A Native American war shirt decorated with human hair fetched more than $30,000 when it came up for sale in Dallas this week.
The shirt was the star lot of Heritage Auctions’ Ethnographic, American Indian, Pre-Columbian & Tribal Art Signature Auction, which achieved a total of more than half a million dollars.
Dating from the 1890s, the shirt was tailored in typical Plains fashion by the Sioux tribe, and was decorated with beaded shoulder and sleeve strips, tie laces made from animal hide, and a geometric design which even included small woven American Stars and Stripes flags.
The edges of the shirt were fringed with long strands of human hair, in a tradition which originally began as a symbol of each individual warrior’s bravery and skill.
"In theory, at least, a lock of hair was added for each recognized war deed, such as counting coup on an enemy, capturing a horse, taking prisoners, getting wounds, saving the life of a friend, etc., but eventually the fringed shirt became simply the conventional regalia of the four grand councilors and finally a style of dress for anyone," said Delia Sullivan, Director of American Indian Art at Heritage.
Having survived in remarkable condition for more than a century, the war shirt was snapped up by a collector for $32,500.
It was one of numerous important Native American artefacts crossing the block in Dallas.
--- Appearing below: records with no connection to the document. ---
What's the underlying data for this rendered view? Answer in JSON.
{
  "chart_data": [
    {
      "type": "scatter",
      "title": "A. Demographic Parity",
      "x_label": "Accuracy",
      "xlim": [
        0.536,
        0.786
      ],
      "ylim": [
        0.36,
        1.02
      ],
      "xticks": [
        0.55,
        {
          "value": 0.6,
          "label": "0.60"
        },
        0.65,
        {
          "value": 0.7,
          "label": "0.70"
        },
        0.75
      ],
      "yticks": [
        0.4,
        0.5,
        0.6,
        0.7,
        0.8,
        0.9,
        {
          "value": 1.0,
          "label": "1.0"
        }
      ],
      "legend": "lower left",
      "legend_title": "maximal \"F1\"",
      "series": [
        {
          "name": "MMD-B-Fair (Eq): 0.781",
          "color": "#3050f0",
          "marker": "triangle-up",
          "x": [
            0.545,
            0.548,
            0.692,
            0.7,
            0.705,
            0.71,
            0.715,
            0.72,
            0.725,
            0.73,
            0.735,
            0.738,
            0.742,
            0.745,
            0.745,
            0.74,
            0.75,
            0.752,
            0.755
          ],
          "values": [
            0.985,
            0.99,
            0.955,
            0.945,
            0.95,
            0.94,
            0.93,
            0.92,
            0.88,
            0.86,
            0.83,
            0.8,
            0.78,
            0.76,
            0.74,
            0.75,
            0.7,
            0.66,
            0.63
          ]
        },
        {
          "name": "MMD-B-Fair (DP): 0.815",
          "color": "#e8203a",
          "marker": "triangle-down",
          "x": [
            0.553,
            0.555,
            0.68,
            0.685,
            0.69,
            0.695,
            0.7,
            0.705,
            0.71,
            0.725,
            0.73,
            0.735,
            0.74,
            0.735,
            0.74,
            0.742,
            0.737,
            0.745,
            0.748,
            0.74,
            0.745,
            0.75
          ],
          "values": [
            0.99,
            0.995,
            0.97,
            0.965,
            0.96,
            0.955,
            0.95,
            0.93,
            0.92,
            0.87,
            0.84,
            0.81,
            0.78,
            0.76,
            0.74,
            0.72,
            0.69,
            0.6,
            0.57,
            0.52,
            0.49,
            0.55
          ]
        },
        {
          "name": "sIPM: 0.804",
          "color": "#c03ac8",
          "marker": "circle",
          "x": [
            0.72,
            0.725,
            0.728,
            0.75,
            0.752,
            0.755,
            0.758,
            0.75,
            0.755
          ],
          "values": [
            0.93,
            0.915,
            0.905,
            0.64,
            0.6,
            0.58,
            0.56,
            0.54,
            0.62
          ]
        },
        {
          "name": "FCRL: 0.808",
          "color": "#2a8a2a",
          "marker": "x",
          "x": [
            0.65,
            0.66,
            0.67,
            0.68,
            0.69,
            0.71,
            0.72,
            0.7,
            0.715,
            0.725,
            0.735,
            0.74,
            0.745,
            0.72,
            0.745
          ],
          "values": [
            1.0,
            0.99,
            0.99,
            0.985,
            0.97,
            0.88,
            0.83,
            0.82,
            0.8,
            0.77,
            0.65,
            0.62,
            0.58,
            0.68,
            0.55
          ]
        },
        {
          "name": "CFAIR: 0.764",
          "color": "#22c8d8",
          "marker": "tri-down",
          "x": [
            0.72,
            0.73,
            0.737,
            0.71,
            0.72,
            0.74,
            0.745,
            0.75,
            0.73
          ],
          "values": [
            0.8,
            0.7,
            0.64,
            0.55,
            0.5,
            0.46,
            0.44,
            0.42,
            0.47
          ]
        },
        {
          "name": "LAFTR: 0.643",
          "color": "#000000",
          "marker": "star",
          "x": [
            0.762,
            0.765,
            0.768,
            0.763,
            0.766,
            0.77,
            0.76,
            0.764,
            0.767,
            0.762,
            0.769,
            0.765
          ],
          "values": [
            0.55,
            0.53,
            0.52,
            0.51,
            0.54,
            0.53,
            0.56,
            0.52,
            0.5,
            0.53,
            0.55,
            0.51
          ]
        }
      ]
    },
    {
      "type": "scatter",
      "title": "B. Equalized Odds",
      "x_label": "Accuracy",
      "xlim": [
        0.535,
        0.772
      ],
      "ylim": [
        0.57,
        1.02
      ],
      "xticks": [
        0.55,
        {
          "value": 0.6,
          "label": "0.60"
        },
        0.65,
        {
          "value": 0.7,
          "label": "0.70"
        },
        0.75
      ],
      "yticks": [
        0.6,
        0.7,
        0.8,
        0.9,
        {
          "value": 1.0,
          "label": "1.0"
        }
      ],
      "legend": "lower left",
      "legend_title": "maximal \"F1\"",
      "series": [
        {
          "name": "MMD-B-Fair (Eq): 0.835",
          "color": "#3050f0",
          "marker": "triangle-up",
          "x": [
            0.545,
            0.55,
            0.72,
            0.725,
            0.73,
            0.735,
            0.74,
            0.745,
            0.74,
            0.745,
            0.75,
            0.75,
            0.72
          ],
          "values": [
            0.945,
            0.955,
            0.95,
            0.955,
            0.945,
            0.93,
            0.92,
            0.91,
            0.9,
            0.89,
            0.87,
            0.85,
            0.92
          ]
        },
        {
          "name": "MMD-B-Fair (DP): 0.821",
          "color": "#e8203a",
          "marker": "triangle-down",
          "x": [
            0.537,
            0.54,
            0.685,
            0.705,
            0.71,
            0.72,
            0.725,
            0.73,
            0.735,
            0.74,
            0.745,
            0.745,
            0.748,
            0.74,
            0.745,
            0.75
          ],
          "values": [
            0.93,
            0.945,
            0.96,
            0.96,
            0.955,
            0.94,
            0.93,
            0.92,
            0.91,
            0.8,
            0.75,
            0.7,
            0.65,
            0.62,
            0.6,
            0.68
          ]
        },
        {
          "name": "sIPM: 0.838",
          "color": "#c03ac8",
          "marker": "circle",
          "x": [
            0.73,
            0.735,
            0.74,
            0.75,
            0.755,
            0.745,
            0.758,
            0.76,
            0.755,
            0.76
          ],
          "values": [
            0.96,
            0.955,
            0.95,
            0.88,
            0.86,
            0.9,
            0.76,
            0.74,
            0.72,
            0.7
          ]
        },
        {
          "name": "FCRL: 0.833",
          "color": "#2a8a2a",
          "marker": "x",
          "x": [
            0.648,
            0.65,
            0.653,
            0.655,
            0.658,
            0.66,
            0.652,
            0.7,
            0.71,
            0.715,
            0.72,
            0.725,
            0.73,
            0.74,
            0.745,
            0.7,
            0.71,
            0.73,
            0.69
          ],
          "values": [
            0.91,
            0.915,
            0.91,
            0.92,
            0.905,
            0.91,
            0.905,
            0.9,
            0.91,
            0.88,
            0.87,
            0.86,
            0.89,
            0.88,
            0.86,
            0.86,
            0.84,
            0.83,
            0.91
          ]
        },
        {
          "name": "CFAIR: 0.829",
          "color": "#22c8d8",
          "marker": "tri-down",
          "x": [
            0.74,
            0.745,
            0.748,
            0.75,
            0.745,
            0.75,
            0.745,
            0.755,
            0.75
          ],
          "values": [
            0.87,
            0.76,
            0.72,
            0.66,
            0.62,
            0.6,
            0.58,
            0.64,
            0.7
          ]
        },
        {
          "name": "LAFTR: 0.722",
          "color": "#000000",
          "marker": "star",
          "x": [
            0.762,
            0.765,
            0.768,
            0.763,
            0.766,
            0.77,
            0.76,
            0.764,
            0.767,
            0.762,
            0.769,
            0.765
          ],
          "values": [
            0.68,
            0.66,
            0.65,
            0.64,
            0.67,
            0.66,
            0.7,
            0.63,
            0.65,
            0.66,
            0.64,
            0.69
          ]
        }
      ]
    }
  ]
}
Further highlights included A San Ildefonso Polychrome Jar circa 1890, which sold for $13,750; a late 19th century Plateau beaded hide cradleboard, which sold for $8,125; and a pair of Plateau beaded hide moccasins which realized $5,500.
There were also strong sales for modern works, such as a Santa Clara Blackware jar by Nancy Youngblood, circa 2003, which sold for $5,500, and a Hopi Buffware Jar by Al Qoyawayma, made circa 1992, which sold for $6,250.
"American Indian art is one of those categories that appeals to a wide array of collectors," said Sullivan.
"One of the great things about this auction was that, with the beaded hide items, the jars and bowls, rugs and baskets, collectors were able to find a variety of extraordinary American Indian pieces to add to their collections."